One way to problem solve is to do the opposite of what we might think. Rather than focusing attention on changing the negative behaviors, Dr. Bavolek encourages parents to focus on the positive behaviors they see in their children. In the midst of the negative behaviors it is easy to lose sight of the positive ones, the areas in children that are producing fruit.

As all parents know, there is limited time and energy in each day; in gardening, the watering can has a limited amount of water to be poured out. My encouragement to parents is to look at where the water is being poured. How much is spent correcting negative behaviors (watering weeds) versus praising positive behaviors (watering seeds which lead to fruit)?

Often something as simple as spending 15 to 30 minutes of quality time each day engaging with your child will result in growth. Try it. Turn off technology, put aside any preconceived ideas of what the child should be, and get on their level. Let them take the lead and engage in an activity that brings them joy. The families that participate in our parenting class are asked to do this and report back each week. The stories from the parents who fully engage are full of hope and encouragement. They share change in their relationship with their children as well as an increase in positive behaviors.

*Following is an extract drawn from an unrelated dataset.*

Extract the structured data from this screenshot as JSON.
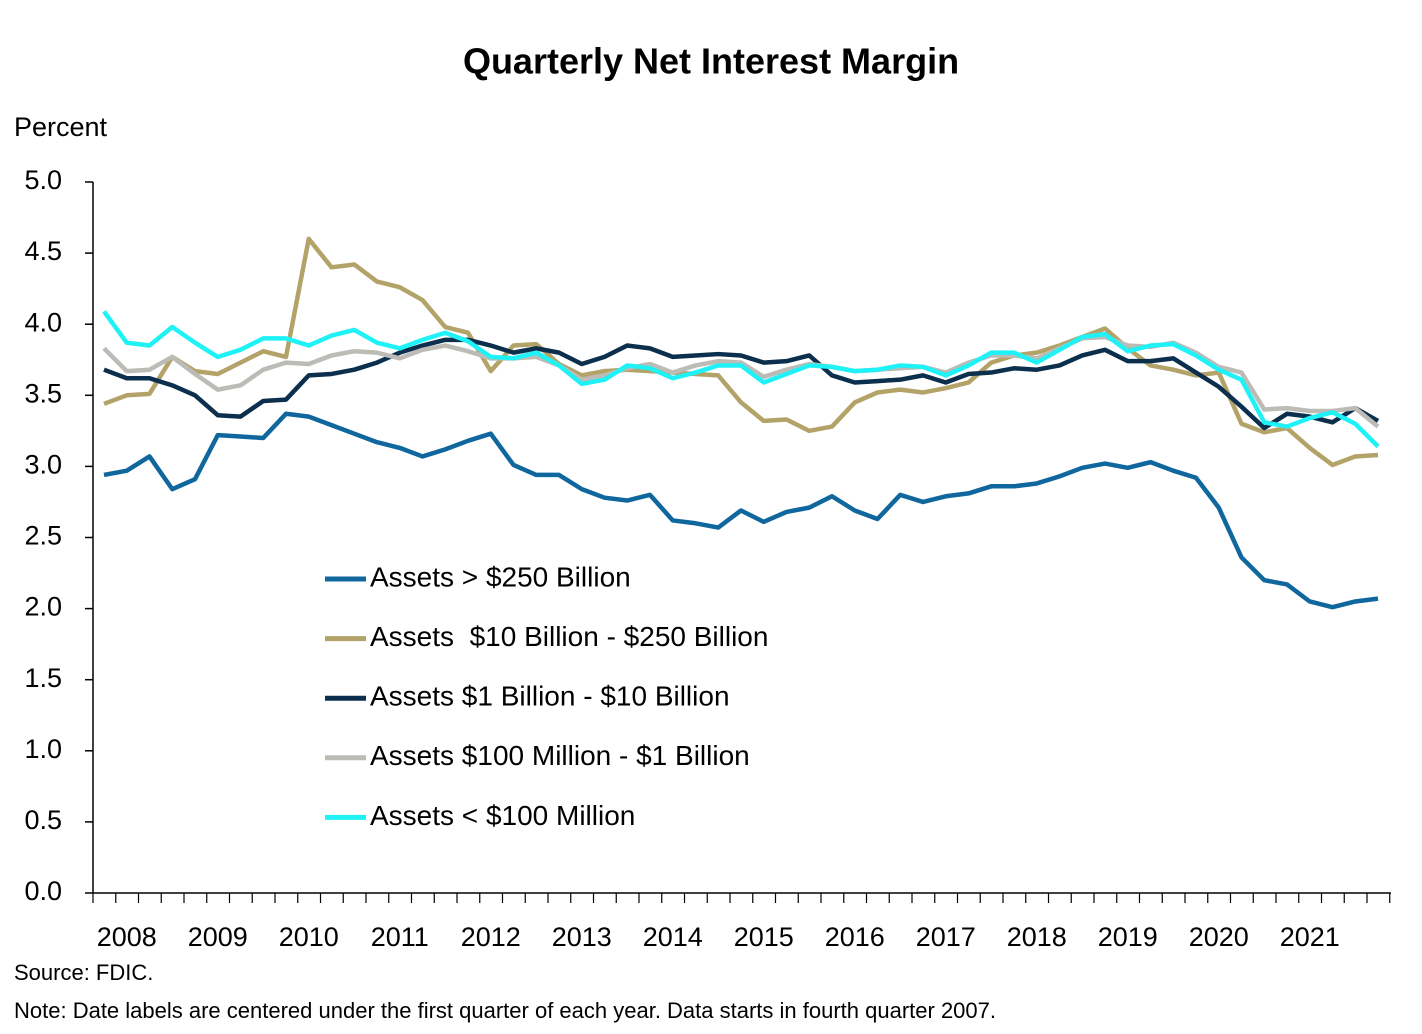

Over my time working with children and families I have come to understand how important boundaries, structure and consistency are for children. Structure in particular has a positive impact on the family as a whole. When working with families, adding structure to the home is often the first place I start.

My recommendations are to start small, with tasks the family feels they can be consistent with. Consistency will help children know what to expect and what is expected of them, which often lowers anxiety in the child.

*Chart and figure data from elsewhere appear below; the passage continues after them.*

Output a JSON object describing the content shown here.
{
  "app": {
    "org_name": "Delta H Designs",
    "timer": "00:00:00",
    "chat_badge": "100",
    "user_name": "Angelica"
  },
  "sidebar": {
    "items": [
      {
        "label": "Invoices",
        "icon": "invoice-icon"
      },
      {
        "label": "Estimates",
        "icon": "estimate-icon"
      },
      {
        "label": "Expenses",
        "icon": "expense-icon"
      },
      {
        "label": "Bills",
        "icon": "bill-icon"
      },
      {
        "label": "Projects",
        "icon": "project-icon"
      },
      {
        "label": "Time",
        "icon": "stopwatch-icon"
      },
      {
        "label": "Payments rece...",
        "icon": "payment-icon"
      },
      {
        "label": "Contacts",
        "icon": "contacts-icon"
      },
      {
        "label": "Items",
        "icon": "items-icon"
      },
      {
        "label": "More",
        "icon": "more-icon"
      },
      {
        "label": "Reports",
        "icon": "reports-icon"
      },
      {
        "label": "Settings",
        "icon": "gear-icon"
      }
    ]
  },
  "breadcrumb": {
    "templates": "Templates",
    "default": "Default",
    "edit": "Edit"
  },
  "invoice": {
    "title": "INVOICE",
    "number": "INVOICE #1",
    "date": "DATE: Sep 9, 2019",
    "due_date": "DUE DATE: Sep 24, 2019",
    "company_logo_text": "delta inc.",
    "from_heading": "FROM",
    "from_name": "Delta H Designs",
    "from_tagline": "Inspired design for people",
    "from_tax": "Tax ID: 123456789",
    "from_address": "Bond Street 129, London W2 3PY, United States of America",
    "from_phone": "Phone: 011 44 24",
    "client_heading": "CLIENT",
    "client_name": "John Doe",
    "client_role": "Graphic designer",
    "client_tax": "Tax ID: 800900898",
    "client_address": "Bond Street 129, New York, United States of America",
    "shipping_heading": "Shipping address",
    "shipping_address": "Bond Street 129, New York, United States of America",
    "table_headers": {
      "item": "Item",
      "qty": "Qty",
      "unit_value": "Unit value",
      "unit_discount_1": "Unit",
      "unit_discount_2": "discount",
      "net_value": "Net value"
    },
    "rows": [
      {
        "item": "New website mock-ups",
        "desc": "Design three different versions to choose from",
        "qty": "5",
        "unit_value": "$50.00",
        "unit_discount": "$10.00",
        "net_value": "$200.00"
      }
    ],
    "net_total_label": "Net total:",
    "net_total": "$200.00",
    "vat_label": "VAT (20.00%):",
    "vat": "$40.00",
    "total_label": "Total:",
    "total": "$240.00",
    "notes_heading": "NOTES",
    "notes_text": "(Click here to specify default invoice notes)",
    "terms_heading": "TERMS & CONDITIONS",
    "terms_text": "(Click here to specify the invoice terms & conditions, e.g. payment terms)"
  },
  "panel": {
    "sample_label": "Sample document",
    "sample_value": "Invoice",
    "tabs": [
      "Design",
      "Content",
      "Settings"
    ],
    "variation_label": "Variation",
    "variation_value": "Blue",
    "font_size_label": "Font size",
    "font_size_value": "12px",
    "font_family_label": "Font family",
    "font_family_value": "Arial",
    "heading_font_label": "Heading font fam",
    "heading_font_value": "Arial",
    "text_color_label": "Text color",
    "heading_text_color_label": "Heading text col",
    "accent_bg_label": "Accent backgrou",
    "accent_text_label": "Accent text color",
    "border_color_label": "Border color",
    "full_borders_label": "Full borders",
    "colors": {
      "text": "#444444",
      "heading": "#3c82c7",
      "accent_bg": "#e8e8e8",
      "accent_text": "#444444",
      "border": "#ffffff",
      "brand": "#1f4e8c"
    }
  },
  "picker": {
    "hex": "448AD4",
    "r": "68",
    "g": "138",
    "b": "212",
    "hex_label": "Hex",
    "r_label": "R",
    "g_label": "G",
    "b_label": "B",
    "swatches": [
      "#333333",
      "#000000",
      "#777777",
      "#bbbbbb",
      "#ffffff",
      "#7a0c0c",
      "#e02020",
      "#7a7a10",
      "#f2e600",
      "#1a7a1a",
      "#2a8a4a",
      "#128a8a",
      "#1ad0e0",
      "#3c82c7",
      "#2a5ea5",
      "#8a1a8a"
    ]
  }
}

Often we start with tasks and activities that are already regularly happening, such as sleeping and eating. Once those patterns are regularly in place the family can continue to build, adding in other daily tasks such as chores, homework, family time and so on.

I also encourage families to include children in setting a daily schedule, particularly offering choices on when activities happen through the day. For example; would you like to complete your homework right after school or have a snack first and then do your homework? This helps the child feel that they are a part of the plan and usually increases their willingness to participate in the schedule.

Finally, I encourage parents not to aim for perfection. It will likely be a slow process with steps forward and back. Being a boundary holder can be a difficult job. I warn parents that children will likely push back at first, testing to see how strong the boundaries are. Hold tight to the areas that are most important for you and your family. With time the whole family will adjust.

Jen Bettis is the Intensive Safety and Reunification Services Supervisor at Family Tree Relief Nursery. She teaches Nurturing Parenting classes at Family Tree.